Workflow of Project 5

1.) Explore the fundamentals of Blender 3D (program)! A tutorial post I've written containing everything necessary to completing assignment follows this one.

For the record, the version of Blender I have employed for the write-up is 2.56. Fundamentals may apply if a different version, but be sure. Working computers in lab should have Blender installed.


2.) With techniques and fundamentals in mind, develop project. You are to create a self portrait. Additionally, a portrait of yourself you believe would be perceived from the lens of a machine. Geometric in nature. This is where the cubist visual-minimalism comes in handy for the college student without enough time to create a million-polygon rendition. You may be very, very liberal in your approach to your machine-esque self portrait. It may be your head or face. It may be a certain character or closely related object to you which summarizes your being. But it is self portrait. In your statement, think hard about why it relates to you.

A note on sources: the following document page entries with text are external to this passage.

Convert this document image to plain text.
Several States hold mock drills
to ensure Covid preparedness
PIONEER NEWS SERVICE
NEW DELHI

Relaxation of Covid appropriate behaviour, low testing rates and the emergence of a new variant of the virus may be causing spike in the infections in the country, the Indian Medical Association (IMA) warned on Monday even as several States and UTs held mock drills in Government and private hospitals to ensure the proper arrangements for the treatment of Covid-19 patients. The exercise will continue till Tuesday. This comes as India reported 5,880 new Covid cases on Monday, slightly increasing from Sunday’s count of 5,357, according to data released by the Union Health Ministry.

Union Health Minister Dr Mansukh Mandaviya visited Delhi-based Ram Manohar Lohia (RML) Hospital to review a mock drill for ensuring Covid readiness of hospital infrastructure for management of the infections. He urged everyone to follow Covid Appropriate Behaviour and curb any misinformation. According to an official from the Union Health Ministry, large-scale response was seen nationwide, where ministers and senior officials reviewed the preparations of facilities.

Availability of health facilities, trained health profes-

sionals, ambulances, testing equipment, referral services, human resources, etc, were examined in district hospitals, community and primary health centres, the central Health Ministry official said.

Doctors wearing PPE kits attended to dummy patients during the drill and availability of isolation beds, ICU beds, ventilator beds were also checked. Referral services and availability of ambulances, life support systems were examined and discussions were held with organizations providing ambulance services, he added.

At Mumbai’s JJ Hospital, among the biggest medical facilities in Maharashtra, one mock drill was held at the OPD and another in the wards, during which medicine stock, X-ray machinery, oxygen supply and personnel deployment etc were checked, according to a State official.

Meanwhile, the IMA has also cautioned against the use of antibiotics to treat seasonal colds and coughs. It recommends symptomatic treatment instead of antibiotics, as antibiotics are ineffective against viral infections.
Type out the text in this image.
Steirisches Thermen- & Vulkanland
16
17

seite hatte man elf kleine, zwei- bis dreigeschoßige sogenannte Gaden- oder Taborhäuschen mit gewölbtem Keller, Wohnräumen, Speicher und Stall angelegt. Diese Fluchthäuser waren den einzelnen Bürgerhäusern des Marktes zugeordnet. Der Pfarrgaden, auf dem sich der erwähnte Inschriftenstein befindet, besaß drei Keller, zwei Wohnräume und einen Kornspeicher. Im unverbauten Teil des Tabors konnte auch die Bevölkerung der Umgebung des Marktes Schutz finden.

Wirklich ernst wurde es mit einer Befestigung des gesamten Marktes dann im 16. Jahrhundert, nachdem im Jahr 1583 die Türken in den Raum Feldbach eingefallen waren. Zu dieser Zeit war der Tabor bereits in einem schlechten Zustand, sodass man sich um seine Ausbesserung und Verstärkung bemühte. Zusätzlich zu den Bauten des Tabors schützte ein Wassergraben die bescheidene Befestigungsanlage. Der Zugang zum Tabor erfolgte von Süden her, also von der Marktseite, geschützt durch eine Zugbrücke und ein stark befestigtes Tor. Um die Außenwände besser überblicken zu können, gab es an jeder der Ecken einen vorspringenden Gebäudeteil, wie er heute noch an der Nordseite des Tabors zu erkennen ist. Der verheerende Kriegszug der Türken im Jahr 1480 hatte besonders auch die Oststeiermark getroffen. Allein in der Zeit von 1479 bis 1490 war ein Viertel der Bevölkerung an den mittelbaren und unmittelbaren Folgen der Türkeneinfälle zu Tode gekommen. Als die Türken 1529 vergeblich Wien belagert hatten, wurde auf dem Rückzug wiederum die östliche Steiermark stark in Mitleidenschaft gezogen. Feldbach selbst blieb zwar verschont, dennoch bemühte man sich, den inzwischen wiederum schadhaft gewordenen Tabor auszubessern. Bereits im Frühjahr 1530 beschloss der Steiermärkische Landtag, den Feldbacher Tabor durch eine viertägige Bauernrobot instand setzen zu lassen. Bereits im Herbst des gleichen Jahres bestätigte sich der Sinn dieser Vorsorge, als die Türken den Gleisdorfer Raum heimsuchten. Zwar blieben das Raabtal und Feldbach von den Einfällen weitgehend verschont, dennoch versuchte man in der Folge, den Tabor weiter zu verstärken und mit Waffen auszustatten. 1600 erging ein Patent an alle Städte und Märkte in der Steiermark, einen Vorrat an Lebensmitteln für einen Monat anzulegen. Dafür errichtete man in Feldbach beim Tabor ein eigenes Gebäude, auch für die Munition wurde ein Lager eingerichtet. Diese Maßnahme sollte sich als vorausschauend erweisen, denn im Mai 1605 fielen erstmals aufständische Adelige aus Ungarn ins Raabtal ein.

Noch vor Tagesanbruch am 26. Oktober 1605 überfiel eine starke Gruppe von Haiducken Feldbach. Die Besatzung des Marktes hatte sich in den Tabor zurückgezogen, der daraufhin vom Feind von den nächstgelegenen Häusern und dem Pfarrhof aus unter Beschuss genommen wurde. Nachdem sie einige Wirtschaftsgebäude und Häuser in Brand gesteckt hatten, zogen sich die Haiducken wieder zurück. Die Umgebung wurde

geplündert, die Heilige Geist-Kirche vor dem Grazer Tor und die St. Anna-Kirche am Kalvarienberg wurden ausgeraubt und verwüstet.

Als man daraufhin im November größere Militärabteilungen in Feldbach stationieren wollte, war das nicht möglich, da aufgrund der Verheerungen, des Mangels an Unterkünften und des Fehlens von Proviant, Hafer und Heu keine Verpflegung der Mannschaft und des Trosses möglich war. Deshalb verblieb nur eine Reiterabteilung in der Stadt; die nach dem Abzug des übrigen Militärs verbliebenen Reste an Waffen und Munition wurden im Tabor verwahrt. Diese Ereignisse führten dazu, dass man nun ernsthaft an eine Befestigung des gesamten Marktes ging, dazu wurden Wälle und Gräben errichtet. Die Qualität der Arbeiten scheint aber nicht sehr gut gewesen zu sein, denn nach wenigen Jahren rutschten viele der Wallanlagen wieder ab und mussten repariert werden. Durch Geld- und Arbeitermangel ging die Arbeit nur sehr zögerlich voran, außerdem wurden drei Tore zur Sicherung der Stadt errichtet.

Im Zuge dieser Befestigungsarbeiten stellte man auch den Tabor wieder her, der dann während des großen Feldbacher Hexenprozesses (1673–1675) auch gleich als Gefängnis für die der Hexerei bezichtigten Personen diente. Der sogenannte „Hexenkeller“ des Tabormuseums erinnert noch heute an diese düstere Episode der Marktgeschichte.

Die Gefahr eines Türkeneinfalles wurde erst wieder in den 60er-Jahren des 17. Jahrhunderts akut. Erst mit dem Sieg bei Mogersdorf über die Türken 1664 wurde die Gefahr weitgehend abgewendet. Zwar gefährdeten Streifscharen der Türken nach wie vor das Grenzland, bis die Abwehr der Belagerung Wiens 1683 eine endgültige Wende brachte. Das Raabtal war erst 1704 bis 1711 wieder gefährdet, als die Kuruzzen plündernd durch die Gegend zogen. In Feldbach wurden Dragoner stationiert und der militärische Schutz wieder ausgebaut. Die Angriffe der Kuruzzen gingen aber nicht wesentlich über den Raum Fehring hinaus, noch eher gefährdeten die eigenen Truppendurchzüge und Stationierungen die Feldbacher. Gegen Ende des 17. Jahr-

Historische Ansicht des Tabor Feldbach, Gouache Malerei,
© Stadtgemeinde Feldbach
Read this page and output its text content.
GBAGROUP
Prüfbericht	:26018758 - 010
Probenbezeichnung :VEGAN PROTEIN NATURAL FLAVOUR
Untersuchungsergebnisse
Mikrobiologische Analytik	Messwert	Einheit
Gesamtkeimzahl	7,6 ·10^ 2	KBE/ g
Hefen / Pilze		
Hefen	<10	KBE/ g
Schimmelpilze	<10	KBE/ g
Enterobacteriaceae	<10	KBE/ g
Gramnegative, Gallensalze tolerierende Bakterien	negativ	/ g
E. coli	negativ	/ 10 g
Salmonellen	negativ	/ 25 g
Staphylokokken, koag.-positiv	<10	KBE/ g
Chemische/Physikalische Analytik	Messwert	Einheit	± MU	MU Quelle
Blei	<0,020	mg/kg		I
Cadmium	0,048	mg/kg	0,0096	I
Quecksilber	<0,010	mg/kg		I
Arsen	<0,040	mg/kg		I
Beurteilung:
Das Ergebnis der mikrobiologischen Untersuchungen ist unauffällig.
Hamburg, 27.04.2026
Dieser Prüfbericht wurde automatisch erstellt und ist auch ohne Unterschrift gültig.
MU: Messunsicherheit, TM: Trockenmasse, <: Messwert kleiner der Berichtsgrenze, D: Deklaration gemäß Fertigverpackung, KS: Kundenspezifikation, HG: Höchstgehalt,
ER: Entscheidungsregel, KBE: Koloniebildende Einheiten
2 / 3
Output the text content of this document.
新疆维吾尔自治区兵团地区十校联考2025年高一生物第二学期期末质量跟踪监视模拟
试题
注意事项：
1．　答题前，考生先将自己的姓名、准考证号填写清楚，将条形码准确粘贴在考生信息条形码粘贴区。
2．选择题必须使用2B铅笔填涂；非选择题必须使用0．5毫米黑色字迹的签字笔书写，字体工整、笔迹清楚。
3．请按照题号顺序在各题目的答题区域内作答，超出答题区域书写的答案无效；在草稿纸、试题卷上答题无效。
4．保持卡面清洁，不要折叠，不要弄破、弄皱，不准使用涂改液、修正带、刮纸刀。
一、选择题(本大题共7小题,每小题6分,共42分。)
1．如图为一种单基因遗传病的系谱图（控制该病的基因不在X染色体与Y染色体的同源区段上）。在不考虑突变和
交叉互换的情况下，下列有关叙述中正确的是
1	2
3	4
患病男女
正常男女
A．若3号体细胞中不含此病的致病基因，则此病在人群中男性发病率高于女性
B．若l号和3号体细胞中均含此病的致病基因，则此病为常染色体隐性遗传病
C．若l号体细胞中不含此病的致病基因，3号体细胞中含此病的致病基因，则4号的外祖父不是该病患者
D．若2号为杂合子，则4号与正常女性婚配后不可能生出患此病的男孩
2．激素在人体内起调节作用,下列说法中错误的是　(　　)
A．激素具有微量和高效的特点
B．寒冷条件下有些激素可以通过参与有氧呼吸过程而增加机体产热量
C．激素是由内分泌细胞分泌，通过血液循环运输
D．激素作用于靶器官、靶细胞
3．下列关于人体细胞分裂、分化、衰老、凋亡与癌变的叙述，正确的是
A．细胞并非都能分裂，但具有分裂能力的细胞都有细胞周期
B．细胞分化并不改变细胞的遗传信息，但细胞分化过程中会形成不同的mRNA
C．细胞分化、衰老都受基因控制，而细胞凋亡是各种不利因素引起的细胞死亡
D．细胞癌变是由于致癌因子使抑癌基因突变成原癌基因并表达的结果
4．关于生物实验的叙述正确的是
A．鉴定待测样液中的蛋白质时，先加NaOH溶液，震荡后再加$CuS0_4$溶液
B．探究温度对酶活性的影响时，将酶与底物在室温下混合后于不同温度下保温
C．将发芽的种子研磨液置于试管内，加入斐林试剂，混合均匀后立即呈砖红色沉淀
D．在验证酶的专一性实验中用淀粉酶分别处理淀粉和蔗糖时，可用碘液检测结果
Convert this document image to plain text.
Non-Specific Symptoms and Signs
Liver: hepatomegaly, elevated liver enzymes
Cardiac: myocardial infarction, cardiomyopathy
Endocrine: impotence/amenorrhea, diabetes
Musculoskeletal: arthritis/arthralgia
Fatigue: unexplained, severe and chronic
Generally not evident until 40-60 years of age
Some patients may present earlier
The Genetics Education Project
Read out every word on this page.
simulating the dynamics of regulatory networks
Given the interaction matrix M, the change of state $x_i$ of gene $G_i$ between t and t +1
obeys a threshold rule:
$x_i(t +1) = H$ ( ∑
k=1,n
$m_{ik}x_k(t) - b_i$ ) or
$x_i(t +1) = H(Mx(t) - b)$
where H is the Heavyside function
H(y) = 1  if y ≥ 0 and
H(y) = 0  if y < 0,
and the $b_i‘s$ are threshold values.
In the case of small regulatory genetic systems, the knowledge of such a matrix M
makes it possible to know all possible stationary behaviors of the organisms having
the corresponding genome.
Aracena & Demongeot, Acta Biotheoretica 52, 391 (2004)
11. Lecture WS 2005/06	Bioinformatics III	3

3.) The method of turn-in : Five snapshots rendered from Blender and posted to your blog. This way : One front-view, one back-view, one-side view, one-top view, and angle of your choice. Also, of course, the artist's statement.

Silly example...













This is just an example I did (playing with the whole 'other things are me' schtick) inspired by Michael Murphy's work. I took a zoomed up pixel shot of Sonic from 1991, even further bitmapped it to look more primitive, and distorted the individual pixels by deleting 'polygons' from panels it mapped the image onto.

A less silly example...


This is actually refuse of a current project I am working on, where I consider a 'fictional' game character to be a self portrait of me, through the narrative. In a way, I consider old videogames to be 'story generating devices', because the old 8/16 bit characters don't have a deep mythos to them. I am left to insert my own emotions.

A good page to see geometric "self-portraits"-

The Polygon (tech website) 'about us' page. Full of staff, 'derezzed'-


Links for inspiration-


It is easy to be discouraged at first. That is why you have extended time than usual to practice. Start slow. Build up. Don't expedite any steps that seem important.

Once you realize 'modeling' is nothing but moving, rotating, and scaling a series of bent boxes, the fundamentals take on more complex and understandable forms naturally.